By examining the DNA, the researchers were able to tell that far from being nomadic, the different groups stayed in specific areas for tens of thousands of year, weathering the changes in the world around them.
“The thing is, while many of the traditional stories suggest Aboriginal people have been here forever, they were less precise about the, in many cases, absolute ownership of country permanently through that period of time,” Professor Cooper said.
“There was kind of allowance for the fact that that may have evolved or moved through space or time in some cases, whereas in fact we are confirming the most literal interpretations of those stories.
“People have been nomadic, but they have been sedentary and that’s a very interesting contradiction of terms. Nomadic – they are constantly moving around, but they are sedentary in terms of staying on country.
“The range will be bigger than their country and that would overlap into neighbouring groups where you would have marriage or connections that allowed you to move into those areas. Probably language connections. But you then had your core country.
“Given the longevity of the time, 50,000 years, to me it makes a lot of sense that being on country is such an important part of Aboriginal culture and wellbeing because, for a start, it’s 50,000 years’ worth of tradition, but more importantly during that period of time there have been such massive environmental changes.
“During the last glaciation, the last very cold period around 20,000 years ago, Australia was a very inhospitable place. It becomes incredibly dry, way drier than it is now, and there are similar changes in the last 10,000 years.
“There’s El Nino, monsoons started penetrating, so the environment has changed enormously during this period of time. It would be only through understanding and knowing and working with your country so well that you are able to survive these events.”
Professor Cooper said the study’s findings have implications for Australia today in terms of the way we understand our history.
“I think while traditional knowledge has it that Aboriginal people have been on the land forever, that is perhaps still not widely understood or appreciated or even accepted by the non-Aboriginal populations,” he said.

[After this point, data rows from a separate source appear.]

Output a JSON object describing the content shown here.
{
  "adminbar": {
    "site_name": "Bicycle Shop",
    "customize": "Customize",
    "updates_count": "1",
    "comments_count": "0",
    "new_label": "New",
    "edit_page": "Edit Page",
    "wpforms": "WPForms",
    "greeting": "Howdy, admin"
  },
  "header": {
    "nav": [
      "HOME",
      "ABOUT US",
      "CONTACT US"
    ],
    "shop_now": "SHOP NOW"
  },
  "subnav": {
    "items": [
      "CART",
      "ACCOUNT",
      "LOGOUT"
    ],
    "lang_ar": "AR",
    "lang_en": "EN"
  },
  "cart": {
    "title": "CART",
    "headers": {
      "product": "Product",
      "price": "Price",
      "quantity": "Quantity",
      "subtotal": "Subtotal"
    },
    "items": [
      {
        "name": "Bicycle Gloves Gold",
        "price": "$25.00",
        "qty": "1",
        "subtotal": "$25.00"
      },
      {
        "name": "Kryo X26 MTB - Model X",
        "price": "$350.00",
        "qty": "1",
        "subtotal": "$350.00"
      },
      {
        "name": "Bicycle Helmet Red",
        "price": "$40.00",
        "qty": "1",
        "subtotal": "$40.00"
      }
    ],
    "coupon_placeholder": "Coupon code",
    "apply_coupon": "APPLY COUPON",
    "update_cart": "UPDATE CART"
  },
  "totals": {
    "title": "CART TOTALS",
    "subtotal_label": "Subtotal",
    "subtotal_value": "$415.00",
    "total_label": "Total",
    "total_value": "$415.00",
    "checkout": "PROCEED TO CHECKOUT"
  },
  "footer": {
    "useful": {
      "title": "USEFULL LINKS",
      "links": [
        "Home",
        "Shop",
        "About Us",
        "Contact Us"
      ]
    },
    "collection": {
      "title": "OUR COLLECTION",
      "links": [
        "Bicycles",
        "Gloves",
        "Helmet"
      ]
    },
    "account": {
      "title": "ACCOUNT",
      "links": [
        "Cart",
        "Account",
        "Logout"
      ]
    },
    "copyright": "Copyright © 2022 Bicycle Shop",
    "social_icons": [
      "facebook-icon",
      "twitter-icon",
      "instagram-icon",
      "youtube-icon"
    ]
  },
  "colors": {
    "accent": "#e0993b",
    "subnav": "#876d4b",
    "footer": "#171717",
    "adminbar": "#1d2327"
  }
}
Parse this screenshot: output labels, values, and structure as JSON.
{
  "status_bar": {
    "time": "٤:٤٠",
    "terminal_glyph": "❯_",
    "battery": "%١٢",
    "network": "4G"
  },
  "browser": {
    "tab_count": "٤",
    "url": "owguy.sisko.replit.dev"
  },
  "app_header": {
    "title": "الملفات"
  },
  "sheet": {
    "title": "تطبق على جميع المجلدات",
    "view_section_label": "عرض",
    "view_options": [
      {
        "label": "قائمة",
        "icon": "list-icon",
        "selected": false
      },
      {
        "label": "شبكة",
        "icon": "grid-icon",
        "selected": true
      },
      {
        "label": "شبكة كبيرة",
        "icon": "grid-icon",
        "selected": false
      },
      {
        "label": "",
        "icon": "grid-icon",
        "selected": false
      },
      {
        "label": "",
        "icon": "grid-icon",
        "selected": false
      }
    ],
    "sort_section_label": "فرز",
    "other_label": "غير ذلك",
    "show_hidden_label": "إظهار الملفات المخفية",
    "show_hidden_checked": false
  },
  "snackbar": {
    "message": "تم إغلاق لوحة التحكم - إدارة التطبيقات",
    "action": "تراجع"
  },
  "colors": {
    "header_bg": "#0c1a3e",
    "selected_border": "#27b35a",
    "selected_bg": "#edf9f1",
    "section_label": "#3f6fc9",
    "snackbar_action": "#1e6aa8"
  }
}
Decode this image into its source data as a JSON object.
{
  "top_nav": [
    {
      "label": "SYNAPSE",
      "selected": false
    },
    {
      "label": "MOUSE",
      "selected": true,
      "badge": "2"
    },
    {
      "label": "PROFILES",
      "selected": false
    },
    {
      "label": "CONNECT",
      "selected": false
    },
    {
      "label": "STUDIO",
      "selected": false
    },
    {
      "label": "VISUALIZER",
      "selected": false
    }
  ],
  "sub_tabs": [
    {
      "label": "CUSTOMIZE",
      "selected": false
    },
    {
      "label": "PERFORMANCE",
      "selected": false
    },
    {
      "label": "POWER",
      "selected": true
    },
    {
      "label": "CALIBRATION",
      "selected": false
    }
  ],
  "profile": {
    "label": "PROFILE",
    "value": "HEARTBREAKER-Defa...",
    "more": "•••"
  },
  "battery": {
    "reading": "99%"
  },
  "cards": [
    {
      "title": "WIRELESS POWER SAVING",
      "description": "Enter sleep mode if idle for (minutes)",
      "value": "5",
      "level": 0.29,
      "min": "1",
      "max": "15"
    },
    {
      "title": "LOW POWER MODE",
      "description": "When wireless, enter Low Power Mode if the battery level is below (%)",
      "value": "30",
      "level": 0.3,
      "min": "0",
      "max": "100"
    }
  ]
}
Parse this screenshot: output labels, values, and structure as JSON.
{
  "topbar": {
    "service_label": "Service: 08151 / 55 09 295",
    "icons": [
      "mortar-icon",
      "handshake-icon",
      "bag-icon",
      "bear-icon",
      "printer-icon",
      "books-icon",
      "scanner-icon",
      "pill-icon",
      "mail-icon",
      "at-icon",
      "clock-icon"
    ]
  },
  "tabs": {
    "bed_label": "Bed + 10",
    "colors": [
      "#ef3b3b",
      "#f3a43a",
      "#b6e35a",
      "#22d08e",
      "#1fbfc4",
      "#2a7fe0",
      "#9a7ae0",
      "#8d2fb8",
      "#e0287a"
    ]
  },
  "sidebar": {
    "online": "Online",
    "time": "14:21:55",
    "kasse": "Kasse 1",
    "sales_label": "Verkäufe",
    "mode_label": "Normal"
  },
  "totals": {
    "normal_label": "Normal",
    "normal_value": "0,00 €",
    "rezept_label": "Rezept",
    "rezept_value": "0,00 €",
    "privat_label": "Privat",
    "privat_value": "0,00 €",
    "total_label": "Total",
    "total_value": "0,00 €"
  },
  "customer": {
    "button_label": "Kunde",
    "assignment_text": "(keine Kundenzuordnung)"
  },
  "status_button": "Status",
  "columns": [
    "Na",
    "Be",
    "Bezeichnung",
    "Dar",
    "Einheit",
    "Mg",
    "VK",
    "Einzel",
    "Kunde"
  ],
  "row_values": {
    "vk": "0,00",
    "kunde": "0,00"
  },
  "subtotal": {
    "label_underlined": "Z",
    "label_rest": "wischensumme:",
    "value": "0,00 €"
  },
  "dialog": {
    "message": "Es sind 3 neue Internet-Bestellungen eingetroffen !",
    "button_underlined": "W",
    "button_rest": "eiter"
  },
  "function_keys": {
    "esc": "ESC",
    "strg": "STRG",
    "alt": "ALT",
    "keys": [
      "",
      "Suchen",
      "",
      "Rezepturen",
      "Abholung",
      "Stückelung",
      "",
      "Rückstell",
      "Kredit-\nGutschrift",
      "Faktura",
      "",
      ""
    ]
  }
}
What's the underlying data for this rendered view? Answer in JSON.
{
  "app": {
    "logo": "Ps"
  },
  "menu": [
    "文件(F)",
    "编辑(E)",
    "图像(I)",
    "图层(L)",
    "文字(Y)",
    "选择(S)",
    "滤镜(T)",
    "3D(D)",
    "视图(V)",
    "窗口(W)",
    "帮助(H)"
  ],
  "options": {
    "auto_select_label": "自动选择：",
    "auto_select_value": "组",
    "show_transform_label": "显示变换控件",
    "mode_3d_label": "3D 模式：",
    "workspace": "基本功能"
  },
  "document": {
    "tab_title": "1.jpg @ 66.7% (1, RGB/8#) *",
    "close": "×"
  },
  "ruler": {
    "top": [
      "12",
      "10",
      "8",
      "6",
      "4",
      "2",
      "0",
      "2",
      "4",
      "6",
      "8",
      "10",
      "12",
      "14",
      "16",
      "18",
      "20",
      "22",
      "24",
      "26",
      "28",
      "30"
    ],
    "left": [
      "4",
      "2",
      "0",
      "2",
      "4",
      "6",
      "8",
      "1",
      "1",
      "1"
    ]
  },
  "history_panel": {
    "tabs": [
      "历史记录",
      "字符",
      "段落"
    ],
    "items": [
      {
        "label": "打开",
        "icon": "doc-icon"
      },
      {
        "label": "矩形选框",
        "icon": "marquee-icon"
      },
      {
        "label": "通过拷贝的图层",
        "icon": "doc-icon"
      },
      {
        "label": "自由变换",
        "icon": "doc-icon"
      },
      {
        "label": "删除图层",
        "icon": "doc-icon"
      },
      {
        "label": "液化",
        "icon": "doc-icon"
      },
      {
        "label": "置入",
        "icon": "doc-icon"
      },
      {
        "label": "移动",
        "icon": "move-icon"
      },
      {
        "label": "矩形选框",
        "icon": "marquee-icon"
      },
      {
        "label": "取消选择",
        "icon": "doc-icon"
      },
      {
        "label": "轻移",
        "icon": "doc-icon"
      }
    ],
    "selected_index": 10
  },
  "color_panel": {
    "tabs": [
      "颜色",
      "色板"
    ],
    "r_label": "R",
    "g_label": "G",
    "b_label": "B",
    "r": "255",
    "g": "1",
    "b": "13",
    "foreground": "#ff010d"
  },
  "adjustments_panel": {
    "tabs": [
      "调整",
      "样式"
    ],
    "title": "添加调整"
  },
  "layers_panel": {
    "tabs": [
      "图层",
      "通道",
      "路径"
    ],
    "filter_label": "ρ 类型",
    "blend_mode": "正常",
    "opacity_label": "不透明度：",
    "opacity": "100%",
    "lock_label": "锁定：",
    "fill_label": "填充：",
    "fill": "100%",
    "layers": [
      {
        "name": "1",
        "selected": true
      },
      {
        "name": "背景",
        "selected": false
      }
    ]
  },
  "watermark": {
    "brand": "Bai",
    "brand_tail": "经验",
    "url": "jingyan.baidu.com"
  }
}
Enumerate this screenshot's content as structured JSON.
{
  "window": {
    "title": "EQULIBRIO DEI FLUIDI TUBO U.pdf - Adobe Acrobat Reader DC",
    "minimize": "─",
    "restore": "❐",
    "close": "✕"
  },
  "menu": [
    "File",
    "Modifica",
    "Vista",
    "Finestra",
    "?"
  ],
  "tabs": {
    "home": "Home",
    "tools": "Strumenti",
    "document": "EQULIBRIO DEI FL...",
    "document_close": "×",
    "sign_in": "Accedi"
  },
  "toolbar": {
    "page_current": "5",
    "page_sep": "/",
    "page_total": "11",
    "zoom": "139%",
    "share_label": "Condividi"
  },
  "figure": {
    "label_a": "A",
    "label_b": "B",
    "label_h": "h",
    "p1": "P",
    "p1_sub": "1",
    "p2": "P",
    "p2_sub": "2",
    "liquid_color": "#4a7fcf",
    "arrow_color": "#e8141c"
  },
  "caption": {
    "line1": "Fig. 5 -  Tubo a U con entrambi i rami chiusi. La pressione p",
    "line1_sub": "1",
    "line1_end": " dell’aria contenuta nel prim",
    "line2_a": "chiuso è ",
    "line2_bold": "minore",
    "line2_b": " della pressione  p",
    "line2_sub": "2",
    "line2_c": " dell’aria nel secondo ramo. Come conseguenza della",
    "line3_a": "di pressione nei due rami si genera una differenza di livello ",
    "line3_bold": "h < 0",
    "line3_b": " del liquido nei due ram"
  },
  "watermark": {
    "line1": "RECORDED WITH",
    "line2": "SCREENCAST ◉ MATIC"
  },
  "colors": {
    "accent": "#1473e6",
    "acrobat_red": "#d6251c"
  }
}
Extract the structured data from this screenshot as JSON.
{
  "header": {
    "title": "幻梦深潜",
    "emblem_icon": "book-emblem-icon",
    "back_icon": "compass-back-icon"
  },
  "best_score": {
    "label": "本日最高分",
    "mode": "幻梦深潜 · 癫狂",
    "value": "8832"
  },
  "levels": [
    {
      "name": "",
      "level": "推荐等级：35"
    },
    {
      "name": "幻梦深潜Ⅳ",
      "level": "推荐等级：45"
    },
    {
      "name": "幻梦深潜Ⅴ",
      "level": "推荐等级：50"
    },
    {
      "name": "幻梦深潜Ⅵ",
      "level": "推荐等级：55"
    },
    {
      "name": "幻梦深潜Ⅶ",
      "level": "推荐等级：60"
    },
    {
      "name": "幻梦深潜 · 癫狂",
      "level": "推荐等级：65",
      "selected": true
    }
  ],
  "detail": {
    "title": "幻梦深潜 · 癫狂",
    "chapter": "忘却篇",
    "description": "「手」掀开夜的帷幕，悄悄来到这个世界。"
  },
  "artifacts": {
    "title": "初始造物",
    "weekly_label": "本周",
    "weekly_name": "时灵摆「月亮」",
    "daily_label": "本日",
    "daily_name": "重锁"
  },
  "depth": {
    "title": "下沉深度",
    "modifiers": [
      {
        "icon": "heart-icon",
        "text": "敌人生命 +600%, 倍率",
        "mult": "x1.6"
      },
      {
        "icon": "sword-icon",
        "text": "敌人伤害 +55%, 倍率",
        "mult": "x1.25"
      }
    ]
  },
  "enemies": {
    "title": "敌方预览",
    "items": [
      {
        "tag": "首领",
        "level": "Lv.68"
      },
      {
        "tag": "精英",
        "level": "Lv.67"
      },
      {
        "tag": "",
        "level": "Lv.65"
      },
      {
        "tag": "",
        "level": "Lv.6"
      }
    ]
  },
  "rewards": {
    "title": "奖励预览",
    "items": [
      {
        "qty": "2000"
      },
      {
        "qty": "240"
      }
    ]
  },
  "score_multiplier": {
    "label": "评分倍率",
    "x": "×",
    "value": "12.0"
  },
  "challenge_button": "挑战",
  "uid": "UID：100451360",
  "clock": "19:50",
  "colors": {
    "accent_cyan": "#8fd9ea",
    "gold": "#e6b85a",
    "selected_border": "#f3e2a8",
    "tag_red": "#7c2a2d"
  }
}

“Certainly demonstrating through the DNA that that does seem to be the case, that there is incredibly long permanence on particular pieces of country, is pretty important right off the bat, politically and socially because claims, not necessarily land claims, but attempts to try and devalue Aboriginal ownership suddenly start becoming a lot more difficult.”
Professor Cooper said the study showed after arriving in Australia, the early explorers moved quickly, settling the east and west coasts first and eventually meeting in South Australia.
He said they had arrived in Australia only about 5000 years after early humans left Africa and were obviously skilled explorers.
“The actual pattern of how it happened, the movement and the speed, is important because we didn’t know how that worked,” he said.
“Obviously there is traditional knowledge, but very little absolute detail; certainly very little scientific explanation. Anything we can start doing to create that history of Australia is going to be very, very important for education, for Aboriginal kids in terms of motivating them to start taking more interest, if they haven’t been, in traditional knowledge, elders’ information.
“Overall, one of the key things we set out to do was to try and prove the knowledge within communities about their own histories, family relationships and about past trading routes, ceremonies, marriages.
“All the kinds of processes that were taking place before European times, about which now there are only shadows of information left in many cases.”
The study, published in the journal Nature, said reconstructing the genetic history of Aboriginal Australians had been complicated by past government policies of population relocation and child removal.
Consent was obtained from 111 hair donors or their families across three Aboriginal communities — Point Pearce in South Australia, Cherbourg in Queensland, and Koonibba in South Australia.
The study is titled ‘Aboriginal mitogenomes reveal 50,000 years of regionalism in Australia’.
Professor Alan Cooper’s is Director of the Australian Centre for Ancient DNA at the University of Adelaide.